I called my mom and said, “Hey, I’m at 7-Eleven, we should talk.”
It was a code I had established with her. She knew which 7-Eleven, and that I needed to talk because I was in trouble. When she showed up, I told her the story and that I needed a place to stay until I decided what I was going to do.
Gram worked out with her friend Donna Russell, the lady who had hired me at Fox, that I could sleep on her living room couch for a few days.
Mom drove me over there, stopping en route so I could buy a toothbrush, razor, and some changes of undershorts and socks. As soon as I was settled, I looked in the Yellow Pages for the nearest law school, and spent the next few days and evenings there poring over the Welfare and Institutions Code, but without much hope.

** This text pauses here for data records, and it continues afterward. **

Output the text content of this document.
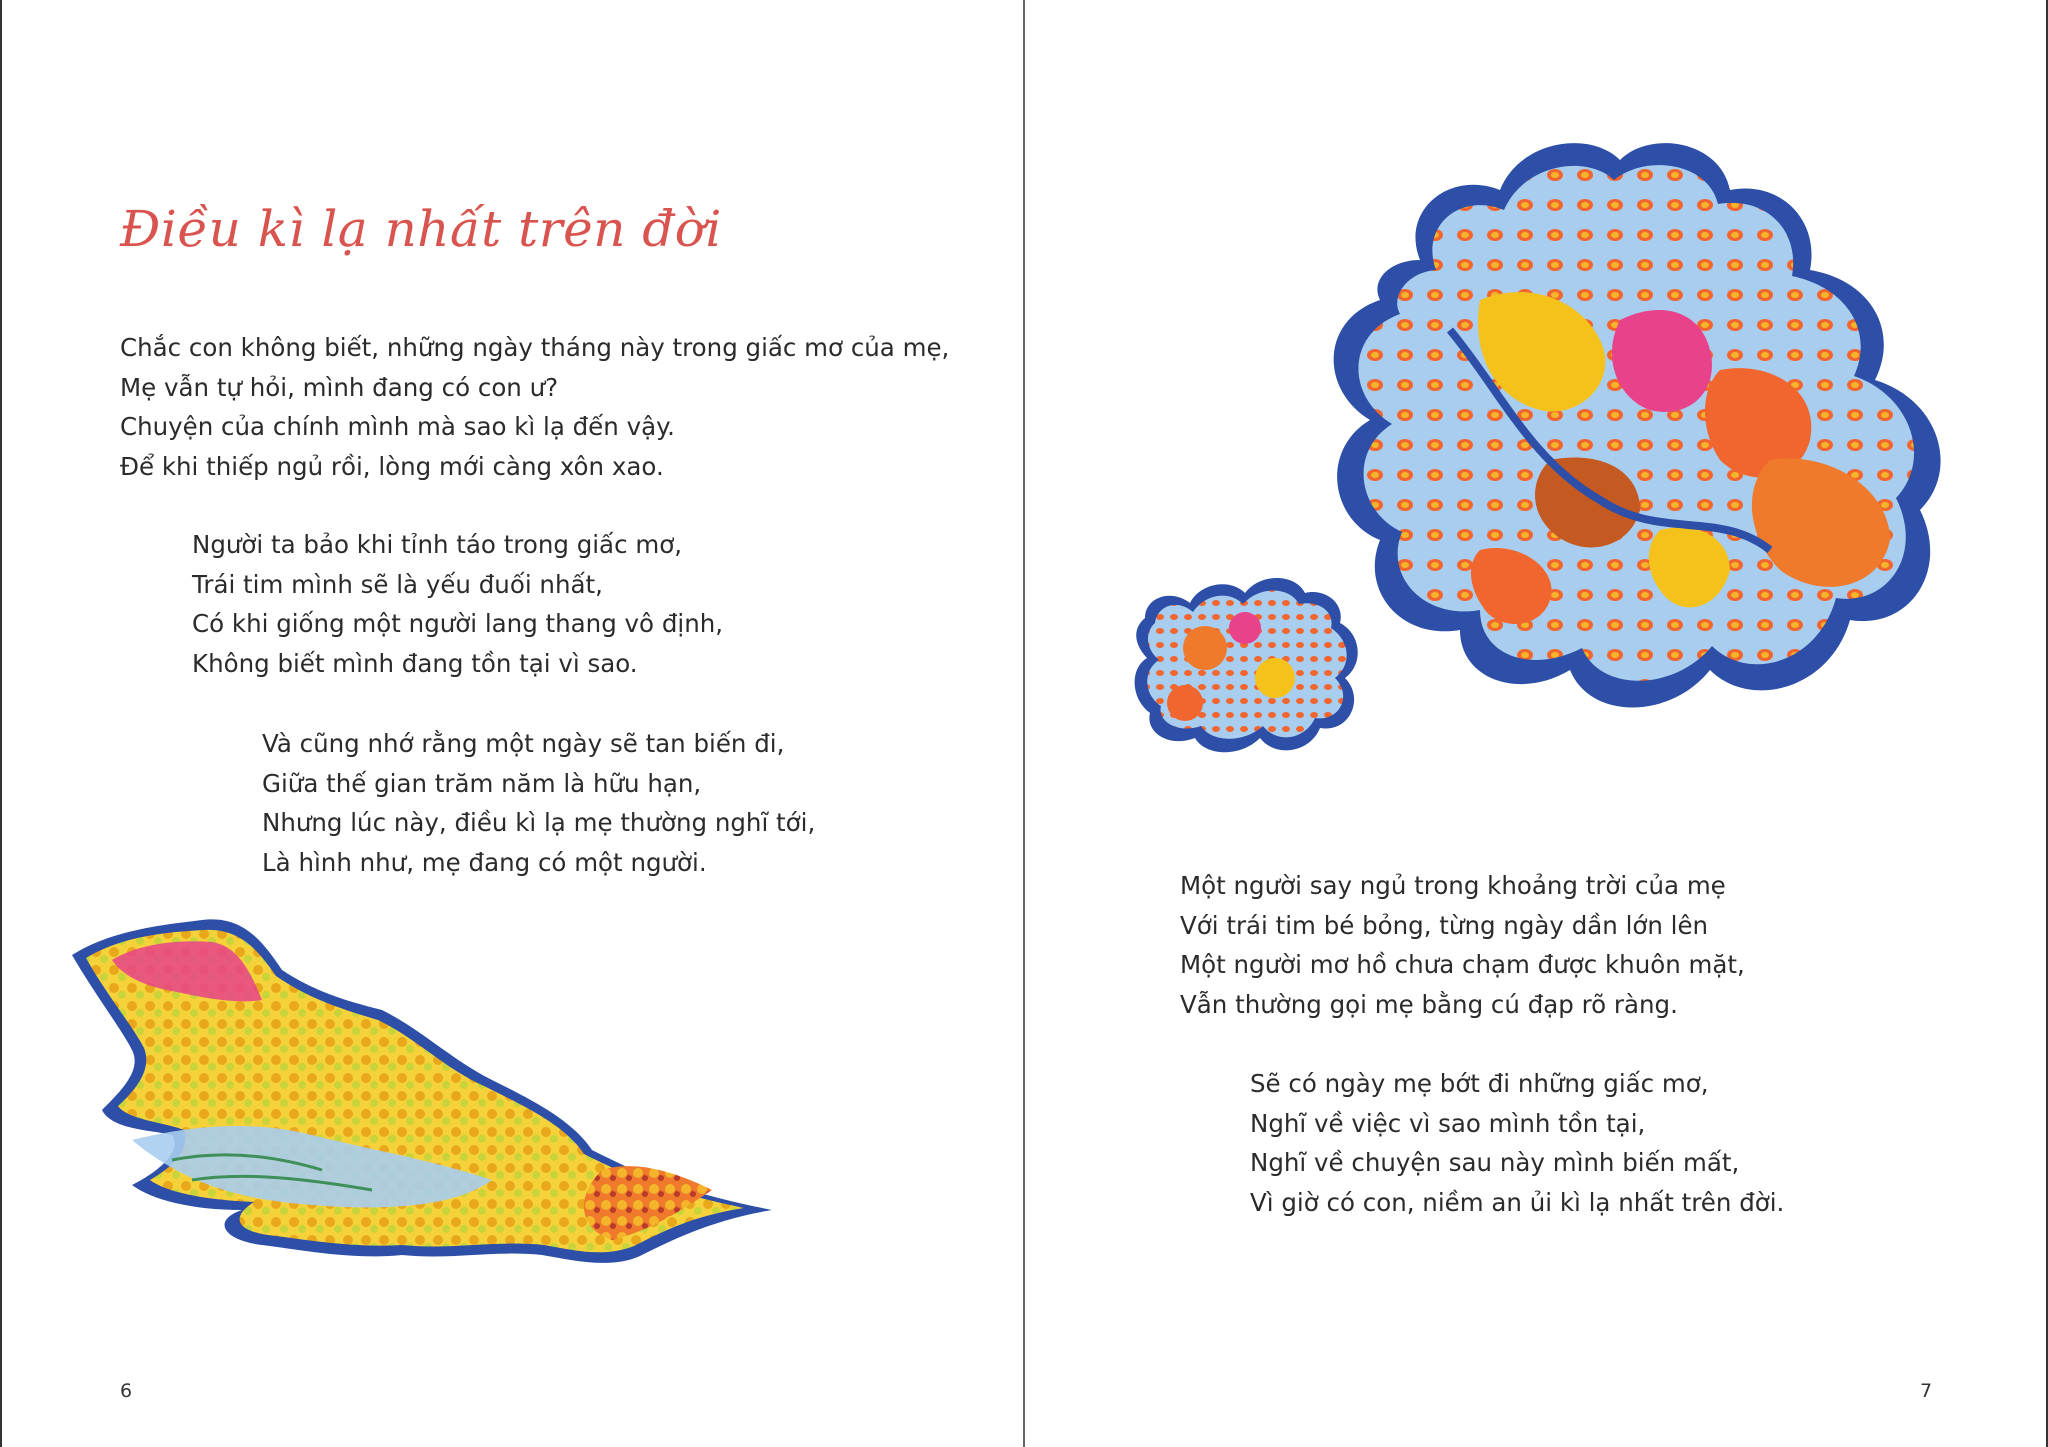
Điều kì lạ nhất trên đời
Chắc con không biết, những ngày tháng này trong giấc mơ của mẹ,
Mẹ vẫn tự hỏi, mình đang có con ư?
Chuyện của chính mình mà sao kì lạ đến vậy.
Để khi thiếp ngủ rồi, lòng mới càng xôn xao.
Người ta bảo khi tỉnh táo trong giấc mơ,
Trái tim mình sẽ là yếu đuối nhất,
Có khi giống một người lang thang vô định,
Không biết mình đang tồn tại vì sao.
Và cũng nhớ rằng một ngày sẽ tan biến đi,
Giữa thế gian trăm năm là hữu hạn,
Nhưng lúc này, điều kì lạ mẹ thường nghĩ tới,
Là hình như, mẹ đang có một người.
6
Một người say ngủ trong khoảng trời của mẹ
Với trái tim bé bỏng, từng ngày dần lớn lên
Một người mơ hồ chưa chạm được khuôn mặt,
Vẫn thường gọi mẹ bằng cú đạp rõ ràng.
Sẽ có ngày mẹ bớt đi những giấc mơ,
Nghĩ về việc vì sao mình tồn tại,
Nghĩ về chuyện sau này mình biến mất,
Vì giờ có con, niềm an ủi kì lạ nhất trên đời.
7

Still, hey, “Where there’s a will…” I found a provision that said that for a nonviolent crime, the jurisdiction of the Juvenile Court expired either when the defendant turned twenty-one or two years after the commitment date, whichever occurred later. For me, that would mean two years from February 1983, when I had been sentenced to the three years and eight months.
Scratch, scratch. A little arithmetic told me that this would occur in about four months. I thought, What if I just disappear until their jurisdiction ends?
I called my attorney to try out the idea on him. His response sounded testy: “You’re absolutely wrong. It’s a fundamental principle of law that if a defendant disappears when there’s a warrant out for him, the time limit is tolled until he’s found, even if it’s years later.”
And he added, “You have to stop playing lawyer. I’m the lawyer. Let me do my job.”
I pleaded with him to look into it, which annoyed him, but he finally agreed. When I called back two days later, he had talked to my Parole Officer, Melvin Boyer, the compassionate guy who had gotten me transferred out of the dangerous jungle at LA County Jail. Boyer had told him, “Kevin is right. If he disappears until February 1985, there’ll be nothing we can do. At that point the warrant will expire, and he’ll be off the hook.”
Some people are angels. Donna Russell contacted her parents, who had a place in Oroville, California, about 150 miles northeast of San Francisco.